Crise des subprimes

Cleveland contre Wall Street.  Jean-Stéphane BRON, Suisse, France, 2010, 105 minutes

Cleveland, Ohio, USA. Une ville sinistrée. Ravagée par la crise des subprimes. Des milliers de familles expulsées de leurs maisons. Des quartiers entiers dépeuplés. Les plus pauvres, bien sûr. Les longs travellings le long des rues, montrant les maisons aux fenêtres barricadées et aux murs recouverts de tags suffisent à montrer l’ampleur du désastre. Alors, que faire ?

         Cleveland, la ville, a décidé justement de ne pas se laisser faire. Elle intente un procès contre Wall street. Plus exactement contre 21 banques de la capitale mondiale de la finance. Combat disproportionné, perdu d’avance ? Les banques aussi ont décidé de ne pas se laisser faire. Et elles ont les moyens de ne pas se laisser faire. A coups de procédures leurs nombreux avocats entravent la marche de la justice. Le procès est sans cesse repoussé, renvoyé à une date ultérieure. Aura-t-il vraiment lieu un jour ?

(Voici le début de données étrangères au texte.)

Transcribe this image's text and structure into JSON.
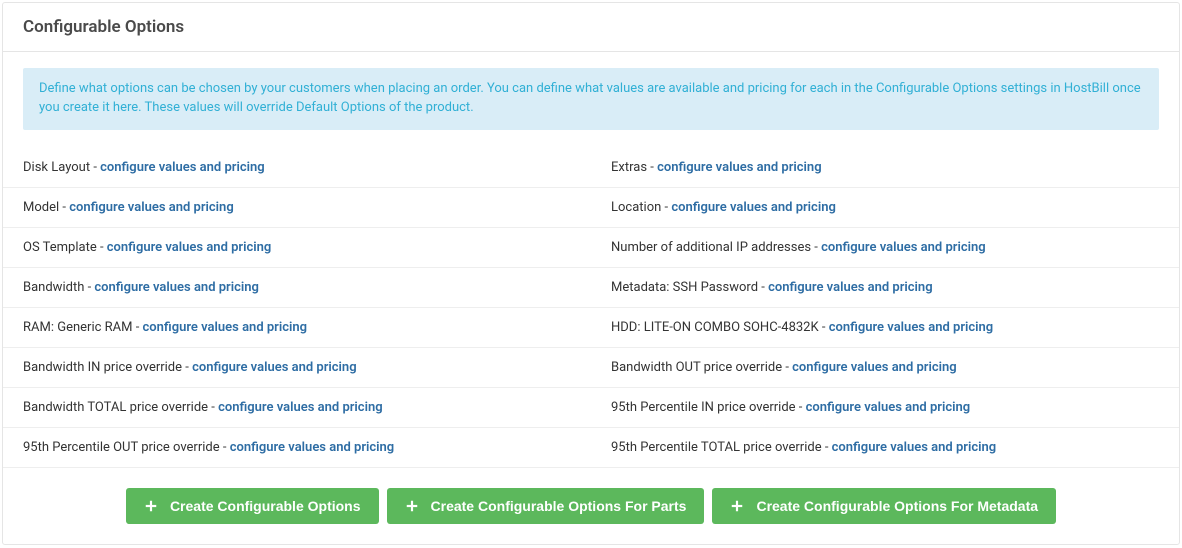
{
  "panel": {
    "title": "Configurable Options",
    "info": "Define what options can be chosen by your customers when placing an order. You can define what values are available and pricing for each in the Configurable Options settings in HostBill once you create it here. These values will override Default Options of the product."
  },
  "link_text": "configure values and pricing",
  "separator": " - ",
  "options": [
    {
      "label": "Disk Layout"
    },
    {
      "label": "Extras"
    },
    {
      "label": "Model"
    },
    {
      "label": "Location"
    },
    {
      "label": "OS Template"
    },
    {
      "label": "Number of additional IP addresses"
    },
    {
      "label": "Bandwidth"
    },
    {
      "label": "Metadata: SSH Password"
    },
    {
      "label": "RAM: Generic RAM"
    },
    {
      "label": "HDD: LITE-ON COMBO SOHC-4832K"
    },
    {
      "label": "Bandwidth IN price override"
    },
    {
      "label": "Bandwidth OUT price override"
    },
    {
      "label": "Bandwidth TOTAL price override"
    },
    {
      "label": "95th Percentile IN price override"
    },
    {
      "label": "95th Percentile OUT price override"
    },
    {
      "label": "95th Percentile TOTAL price override"
    }
  ],
  "buttons": {
    "create": "Create Configurable Options",
    "create_parts": "Create Configurable Options For Parts",
    "create_metadata": "Create Configurable Options For Metadata"
  }
}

         Et c’est là que le cinéma intervient. En la personne d’un cinéaste d’origine suisse (l’autre pays des banques !) Jean-Stéphane Bron. Alerté par l’intention de Cleveland, il se rend sur place, rencontre les différents protagonistes, se prépare à filmer le procès. Il attend, patiemment. Attente longue, incertaine. Inutile ? Et c’est alors qu’il a un éclair de génie. Puisque le procès n’a pas lieu, il va en organiser un pour son film. Un procès de cinéma, en référence à une riche tradition américaine. Un procès pour de faux. Mais avec un vrai juge, de vrais avocats, de vrais témoins, un vrai jury. Tous acceptent l’idée. Tous vont y participer avec enthousiasme. Non pour jouer leur propre rôle, mais être leur propre rôle. Tous se comportent comme dans un vrai procès. Depuis le serment de dire la vérité, jusqu’à la façon de s’adresser au juge ou de répondre aux avocats et jusqu’à la délibération finale. Une mise en scène précise et rigoureuse de l’exercice de la justice américaine.

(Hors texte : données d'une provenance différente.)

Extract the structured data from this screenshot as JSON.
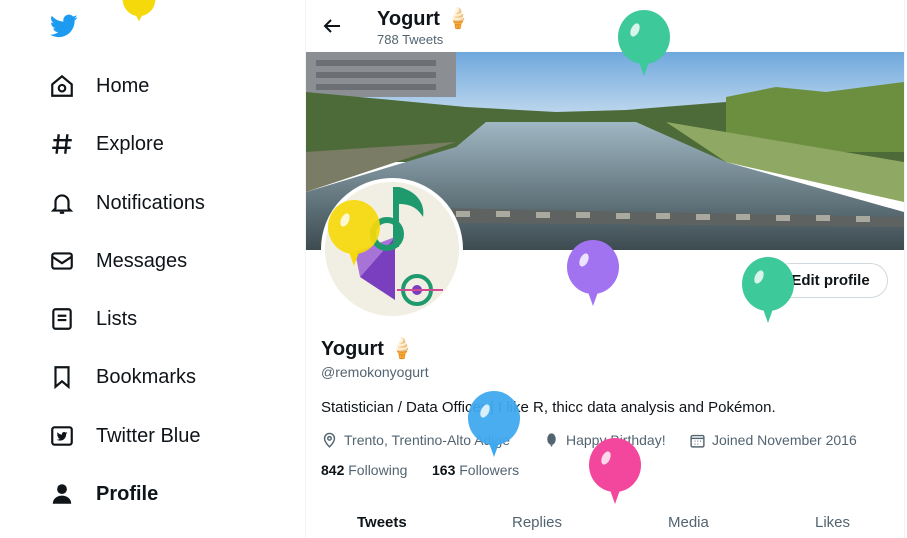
{
  "sidebar": {
    "items": [
      {
        "label": "Home",
        "icon": "home-icon"
      },
      {
        "label": "Explore",
        "icon": "hashtag-icon"
      },
      {
        "label": "Notifications",
        "icon": "bell-icon"
      },
      {
        "label": "Messages",
        "icon": "envelope-icon"
      },
      {
        "label": "Lists",
        "icon": "list-icon"
      },
      {
        "label": "Bookmarks",
        "icon": "bookmark-icon"
      },
      {
        "label": "Twitter Blue",
        "icon": "twitter-blue-icon"
      },
      {
        "label": "Profile",
        "icon": "person-icon",
        "active": true
      }
    ]
  },
  "header": {
    "name": "Yogurt 🍦",
    "tweet_count": "788 Tweets"
  },
  "profile": {
    "display_name": "Yogurt 🍦",
    "handle": "@remokonyogurt",
    "bio": "Statistician / Data Officer | I like R, thicc data analysis and Pokémon.",
    "location": "Trento, Trentino-Alto Adige",
    "birthday": "Happy Birthday!",
    "joined": "Joined November 2016",
    "following_count": "842",
    "following_label": "Following",
    "followers_count": "163",
    "followers_label": "Followers",
    "edit_button": "Edit profile"
  },
  "tabs": [
    "Tweets",
    "Replies",
    "Media",
    "Likes"
  ],
  "colors": {
    "brand_blue": "#1d9bf0",
    "balloon_yellow": "#f5d90a",
    "balloon_green": "#3ec99a",
    "balloon_purple": "#a273f0",
    "balloon_blue": "#3fa9ef",
    "balloon_pink": "#f2479c"
  }
}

         Le film nous apprend beaucoup sur les pratiques des banques américaines (c’est-à-dire de toutes les banques). Sur leur cynisme, leur appât du gain au mépris évident des personnes et de leur dignité. L’argument de la défense consiste essentiellement à renvoyer les perdants (ceux qui n’ont rien compris à la stratégie des subprimes) à leur propre responsabilité. Ils voulaient gagner de l’argent. Ils ont tout perdu. Tant pis pour eux ! La logique libérale est implacable. Nulle trace de regret. La compassion de toute façon n’aurait guère d’utilité. Mais le film montre bien combien nous sommes loin d’une culture humaniste de type européen.

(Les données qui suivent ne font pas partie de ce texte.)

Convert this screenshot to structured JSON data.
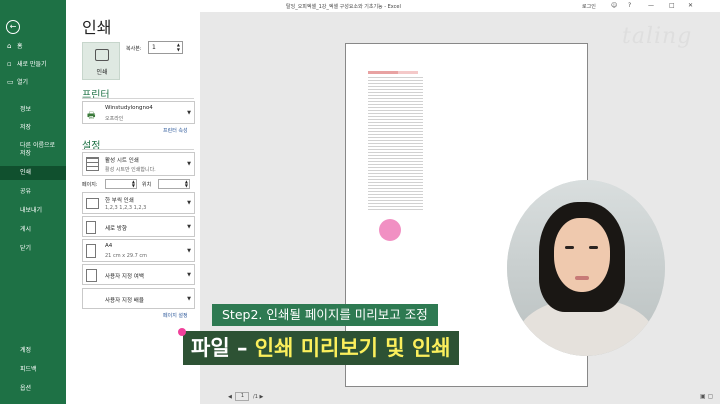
{
  "titlebar": {
    "title": "탈잉_오피엑셀_1강_엑셀 구성요소와 기초기능 - Excel",
    "login": "로그인",
    "minimize": "—",
    "restore": "□",
    "close": "✕"
  },
  "sidebar": {
    "back": "←",
    "items": [
      {
        "label": "홈"
      },
      {
        "label": "새로 만들기"
      },
      {
        "label": "열기"
      },
      {
        "label": "정보"
      },
      {
        "label": "저장"
      },
      {
        "label": "다른 이름으로"
      },
      {
        "label": "저장"
      },
      {
        "label": "인쇄"
      },
      {
        "label": "공유"
      },
      {
        "label": "내보내기"
      },
      {
        "label": "게시"
      },
      {
        "label": "닫기"
      },
      {
        "label": "계정"
      },
      {
        "label": "피드백"
      },
      {
        "label": "옵션"
      }
    ]
  },
  "print": {
    "title": "인쇄",
    "button_label": "인쇄",
    "copies_label": "복사본:",
    "copies_value": "1"
  },
  "printer": {
    "heading": "프린터",
    "name": "Winstudylongno4",
    "status": "오프라인",
    "properties_link": "프린터 속성"
  },
  "settings": {
    "heading": "설정",
    "scope_title": "활성 시트 인쇄",
    "scope_sub": "활성 시트만 인쇄합니다.",
    "pages_label": "페이지:",
    "to_label": "위치",
    "collate_title": "한 부씩 인쇄",
    "collate_sub": "1,2,3    1,2,3    1,2,3",
    "orientation": "세로 방향",
    "paper_title": "A4",
    "paper_sub": "21 cm x 29.7 cm",
    "margins": "사용자 지정 여백",
    "scaling": "사용자 지정 배율",
    "page_setup_link": "페이지 설정"
  },
  "preview": {
    "page_value": "1",
    "page_total": "/1",
    "prev": "◀",
    "next": "▶",
    "view_icons": "▣ ▢"
  },
  "overlay": {
    "brand": "taling",
    "caption1": "Step2. 인쇄될 페이지를 미리보고 조정",
    "caption2_a": "파일 – ",
    "caption2_b": "인쇄 미리보기 및 인쇄"
  }
}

         Ce film a un deuxième intérêt. C’est qu’il nous engage à réfléchir sur ce que c’est qu’un documentaire. Au premier abord, on peut penser au Nanouk de Flaherty dans la mesure où celui-ci reconstituait la vie des « esquimaux » pour le filmer. Mais ici il ne s’agit pas d’une reconstitution puisque le procès n’a pas eu lieu. En même temps il est clair aussi qu’il ne s’agit pas d’une création ou d’une invention. Dès les données explicatives des panneaux du début du film nous savons que nous ne sommes pas dans de la fiction. Les intervenants ne sont pas des acteurs qui jouent un rôle avec des dialogues écrits au préalable. Ils sont là pour parler d’eux, de leur vie, de leurs problèmes bien réels. Le film ferait-il donc partie de ce que l’on appelle aujourd’hui « cinéma du réel » ? Mais de quelle réalité s’agit-il ? Le procès n’existe que pour, et par, le film. Etre réel, c’est être filmé. Il y a à toute l’ambiguïté du documentaire – et toute sa force. Un film, et la fiction tout aussi bien, peut être « criant de vérité » comme on dit, ou même « plus vrai que la réalité elle-même ». Quelle est donc la vérité du film ? A l’évidence, il s’inscrit dans la grande tradition du journalisme éthique. Sa valeur de référence, c’est l’authenticité. Les témoins répondent aux questions comme s’ils étaient dans un vrai tribunal. C’est donc que le film a réussi à créer le contexte – le dispositif – qui les mets en situation d’être de vrais témoins. De même pour le jury. Leur délibération ne renvoie qu’à leur conviction personnelle la plus intime. Il n’y a que les avocats qui jouent un rôle ! Mais n’est-ce pas de toute façon leur mode d’être professionnel ? Faire ce qu’il faut pour s’imposer et finir par imposer son point de vue. La justice américaine fonctionne comme ça : la rhétorique est toute puissante et les avocats en usent et même en abusent dans des joutes interminables.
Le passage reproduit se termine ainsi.